Abstract
Soil microbes have a major impact on microbial function in extreme environments, such as deserts, where environmental factors such as salinity and soil water act as strong filters to community structure. In fact, environmental filtering in these extreme environments can occur over even small gradients in soil depth, which is often overlooked, but important in the functioning of these systems. We leveraged a 200-km desert soil salinity gradient to test the relationships between microbial community structure and function (i.e., enzymatic activity) at different soil depths. Surprisingly, differences in soil bacterial and fungal community structure were not linked to differences in enzymatic activity, implying that soil microbial communities have a high degree of functional redundancy among soil depths. However, we found that the effects of soil depth (at the scale of meters) were just as important as the effects of geographic distance (on the scale of kilometers) on soil bacterial and fungal community structure, while the vertical variability in enzymatic activity along soil depth was largely attributed to the increase in heterogeneity of soil properties (i.e., soil texture, water content, and pH). Although contrasting assembly processes determine community structure and function, these findings suggest that soil depth restructures microbial community structure and function in extreme environments. Our data highlight that soil conservation efforts in arid ecosystems should consider soil depth as a key attribute in the face of ongoing desertification in many ecosystems.
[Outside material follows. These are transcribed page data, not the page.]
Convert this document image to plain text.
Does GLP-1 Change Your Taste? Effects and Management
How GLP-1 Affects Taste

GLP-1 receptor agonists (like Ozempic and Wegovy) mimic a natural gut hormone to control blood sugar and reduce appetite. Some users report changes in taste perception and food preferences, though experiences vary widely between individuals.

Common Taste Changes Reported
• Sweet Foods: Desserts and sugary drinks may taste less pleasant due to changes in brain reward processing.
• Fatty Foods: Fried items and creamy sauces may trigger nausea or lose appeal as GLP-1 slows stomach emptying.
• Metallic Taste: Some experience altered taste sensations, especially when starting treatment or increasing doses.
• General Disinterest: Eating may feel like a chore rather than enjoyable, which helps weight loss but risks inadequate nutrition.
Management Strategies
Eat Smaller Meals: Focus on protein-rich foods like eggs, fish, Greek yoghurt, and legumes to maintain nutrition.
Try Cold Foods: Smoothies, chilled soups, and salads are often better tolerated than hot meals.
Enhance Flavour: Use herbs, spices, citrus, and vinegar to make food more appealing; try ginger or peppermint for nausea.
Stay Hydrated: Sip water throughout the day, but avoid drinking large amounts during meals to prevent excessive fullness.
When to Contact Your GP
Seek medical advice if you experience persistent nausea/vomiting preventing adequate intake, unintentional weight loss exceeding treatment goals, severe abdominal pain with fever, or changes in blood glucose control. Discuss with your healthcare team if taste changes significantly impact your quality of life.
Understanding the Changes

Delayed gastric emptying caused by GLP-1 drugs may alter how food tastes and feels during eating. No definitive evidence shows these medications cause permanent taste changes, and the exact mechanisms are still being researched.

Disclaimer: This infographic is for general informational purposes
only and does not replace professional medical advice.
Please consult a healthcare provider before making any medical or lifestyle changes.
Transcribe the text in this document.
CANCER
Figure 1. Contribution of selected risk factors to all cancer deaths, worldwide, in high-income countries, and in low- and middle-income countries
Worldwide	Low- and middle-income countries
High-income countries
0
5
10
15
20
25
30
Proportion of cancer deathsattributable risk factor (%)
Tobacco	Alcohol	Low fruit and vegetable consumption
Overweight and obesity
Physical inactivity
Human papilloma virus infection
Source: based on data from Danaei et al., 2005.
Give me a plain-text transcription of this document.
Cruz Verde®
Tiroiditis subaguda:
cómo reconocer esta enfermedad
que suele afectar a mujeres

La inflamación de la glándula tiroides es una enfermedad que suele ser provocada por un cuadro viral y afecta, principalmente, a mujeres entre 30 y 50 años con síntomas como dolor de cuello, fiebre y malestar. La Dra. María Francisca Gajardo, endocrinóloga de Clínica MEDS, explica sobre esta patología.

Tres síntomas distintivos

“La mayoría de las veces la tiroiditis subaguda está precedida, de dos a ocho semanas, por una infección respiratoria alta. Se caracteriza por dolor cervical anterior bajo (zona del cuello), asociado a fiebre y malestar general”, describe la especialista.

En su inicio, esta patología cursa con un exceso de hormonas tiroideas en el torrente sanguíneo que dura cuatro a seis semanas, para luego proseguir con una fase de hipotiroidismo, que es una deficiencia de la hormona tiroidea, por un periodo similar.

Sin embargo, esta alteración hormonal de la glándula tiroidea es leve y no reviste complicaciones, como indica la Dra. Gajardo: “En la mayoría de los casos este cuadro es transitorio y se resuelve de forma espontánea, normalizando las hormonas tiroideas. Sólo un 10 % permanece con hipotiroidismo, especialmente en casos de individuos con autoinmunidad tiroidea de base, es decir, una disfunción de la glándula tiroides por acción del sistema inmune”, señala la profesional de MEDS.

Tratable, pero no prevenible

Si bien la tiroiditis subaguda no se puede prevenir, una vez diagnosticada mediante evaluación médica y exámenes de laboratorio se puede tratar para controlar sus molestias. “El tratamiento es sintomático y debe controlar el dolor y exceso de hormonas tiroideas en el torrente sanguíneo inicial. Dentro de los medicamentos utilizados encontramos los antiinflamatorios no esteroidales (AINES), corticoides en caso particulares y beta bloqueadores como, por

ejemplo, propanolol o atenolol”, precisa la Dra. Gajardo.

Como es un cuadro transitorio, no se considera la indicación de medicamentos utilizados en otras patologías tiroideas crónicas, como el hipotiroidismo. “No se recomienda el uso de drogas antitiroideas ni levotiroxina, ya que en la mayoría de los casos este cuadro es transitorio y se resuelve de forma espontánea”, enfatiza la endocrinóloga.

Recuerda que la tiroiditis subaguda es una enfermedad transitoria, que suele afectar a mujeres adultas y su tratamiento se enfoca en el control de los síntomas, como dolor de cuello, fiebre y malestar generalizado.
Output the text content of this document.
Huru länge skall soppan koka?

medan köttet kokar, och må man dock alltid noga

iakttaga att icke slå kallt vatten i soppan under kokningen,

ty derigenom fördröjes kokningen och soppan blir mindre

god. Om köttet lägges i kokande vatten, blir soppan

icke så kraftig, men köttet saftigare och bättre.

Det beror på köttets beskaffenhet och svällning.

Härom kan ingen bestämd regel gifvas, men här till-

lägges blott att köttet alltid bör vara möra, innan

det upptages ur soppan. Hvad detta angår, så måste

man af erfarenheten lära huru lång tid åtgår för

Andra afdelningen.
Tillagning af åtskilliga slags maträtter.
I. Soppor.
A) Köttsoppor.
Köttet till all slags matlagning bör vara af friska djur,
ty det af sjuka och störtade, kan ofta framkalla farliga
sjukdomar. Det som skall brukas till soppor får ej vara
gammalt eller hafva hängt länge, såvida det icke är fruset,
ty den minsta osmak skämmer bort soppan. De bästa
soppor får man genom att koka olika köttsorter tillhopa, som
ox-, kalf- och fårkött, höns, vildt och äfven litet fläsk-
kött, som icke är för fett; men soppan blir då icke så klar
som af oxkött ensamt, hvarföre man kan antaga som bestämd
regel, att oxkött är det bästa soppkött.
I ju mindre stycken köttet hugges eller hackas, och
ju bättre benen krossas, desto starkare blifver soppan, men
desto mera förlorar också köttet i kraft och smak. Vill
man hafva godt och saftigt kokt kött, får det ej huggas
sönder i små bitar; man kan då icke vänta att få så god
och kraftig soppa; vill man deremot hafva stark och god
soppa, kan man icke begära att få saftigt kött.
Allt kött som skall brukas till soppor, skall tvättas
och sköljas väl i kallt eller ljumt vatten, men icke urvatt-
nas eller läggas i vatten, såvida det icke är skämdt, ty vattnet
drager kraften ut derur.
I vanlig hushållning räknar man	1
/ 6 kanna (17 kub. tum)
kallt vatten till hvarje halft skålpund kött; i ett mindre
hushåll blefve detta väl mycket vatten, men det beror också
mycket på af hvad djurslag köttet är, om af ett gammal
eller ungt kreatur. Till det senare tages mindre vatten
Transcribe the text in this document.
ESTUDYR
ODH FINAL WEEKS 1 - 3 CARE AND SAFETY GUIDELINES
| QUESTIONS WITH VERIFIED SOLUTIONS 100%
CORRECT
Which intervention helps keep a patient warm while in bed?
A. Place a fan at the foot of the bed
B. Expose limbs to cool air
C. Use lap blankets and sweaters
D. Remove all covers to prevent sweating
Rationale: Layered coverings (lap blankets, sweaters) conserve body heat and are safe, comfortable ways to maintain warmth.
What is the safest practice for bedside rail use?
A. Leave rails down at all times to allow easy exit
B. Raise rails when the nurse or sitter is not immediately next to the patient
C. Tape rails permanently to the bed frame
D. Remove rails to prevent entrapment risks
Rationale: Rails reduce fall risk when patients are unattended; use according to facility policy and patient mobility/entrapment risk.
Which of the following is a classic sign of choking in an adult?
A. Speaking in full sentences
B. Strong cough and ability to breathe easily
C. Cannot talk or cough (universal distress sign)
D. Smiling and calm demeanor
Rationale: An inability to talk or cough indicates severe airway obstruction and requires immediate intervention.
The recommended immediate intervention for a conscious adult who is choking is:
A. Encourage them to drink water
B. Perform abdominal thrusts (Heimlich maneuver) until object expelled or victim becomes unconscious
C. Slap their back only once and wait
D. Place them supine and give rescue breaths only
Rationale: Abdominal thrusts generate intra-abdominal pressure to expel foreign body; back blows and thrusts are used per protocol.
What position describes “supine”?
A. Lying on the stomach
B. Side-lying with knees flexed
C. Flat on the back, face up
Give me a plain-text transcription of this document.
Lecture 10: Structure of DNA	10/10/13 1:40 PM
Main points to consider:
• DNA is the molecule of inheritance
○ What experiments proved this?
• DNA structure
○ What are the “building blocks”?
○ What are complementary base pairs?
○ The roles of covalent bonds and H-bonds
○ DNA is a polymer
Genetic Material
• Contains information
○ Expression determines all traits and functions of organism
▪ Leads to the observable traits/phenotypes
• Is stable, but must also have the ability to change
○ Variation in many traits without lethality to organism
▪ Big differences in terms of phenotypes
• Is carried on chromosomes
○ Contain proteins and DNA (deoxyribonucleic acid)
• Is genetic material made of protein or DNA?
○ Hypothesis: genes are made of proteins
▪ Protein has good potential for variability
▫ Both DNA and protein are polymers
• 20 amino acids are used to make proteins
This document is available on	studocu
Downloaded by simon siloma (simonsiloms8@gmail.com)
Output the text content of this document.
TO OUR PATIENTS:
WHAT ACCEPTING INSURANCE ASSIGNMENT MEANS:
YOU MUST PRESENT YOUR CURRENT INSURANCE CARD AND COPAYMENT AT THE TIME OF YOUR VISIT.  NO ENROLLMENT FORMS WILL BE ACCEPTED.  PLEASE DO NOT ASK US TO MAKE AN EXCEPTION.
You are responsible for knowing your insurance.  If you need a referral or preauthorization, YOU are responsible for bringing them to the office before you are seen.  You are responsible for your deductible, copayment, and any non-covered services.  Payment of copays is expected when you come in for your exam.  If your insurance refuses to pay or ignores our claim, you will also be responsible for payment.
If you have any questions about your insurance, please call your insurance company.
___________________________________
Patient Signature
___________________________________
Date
Significance Soil microbes mediate many ecosystem functions in extreme environments, where environmental factors act as strong filters to community structure. Environmental filtering can occur over even the small scale along soil depth profiles, which is often overlooked, but important in regulating ecosystem functioning. Here, we investigate the structure-function relationships of soil microbial communities along soil-depth profiles in the Taklamakan desert. We show that soil depth restructures soil microbial community structure and function. This work highlights that soil conservation efforts in arid ecosystems should consider soil depth as a key attribute in the face of ongoing desertification in many ecosystems.
Competing Interest Statement
The authors have declared no competing interest.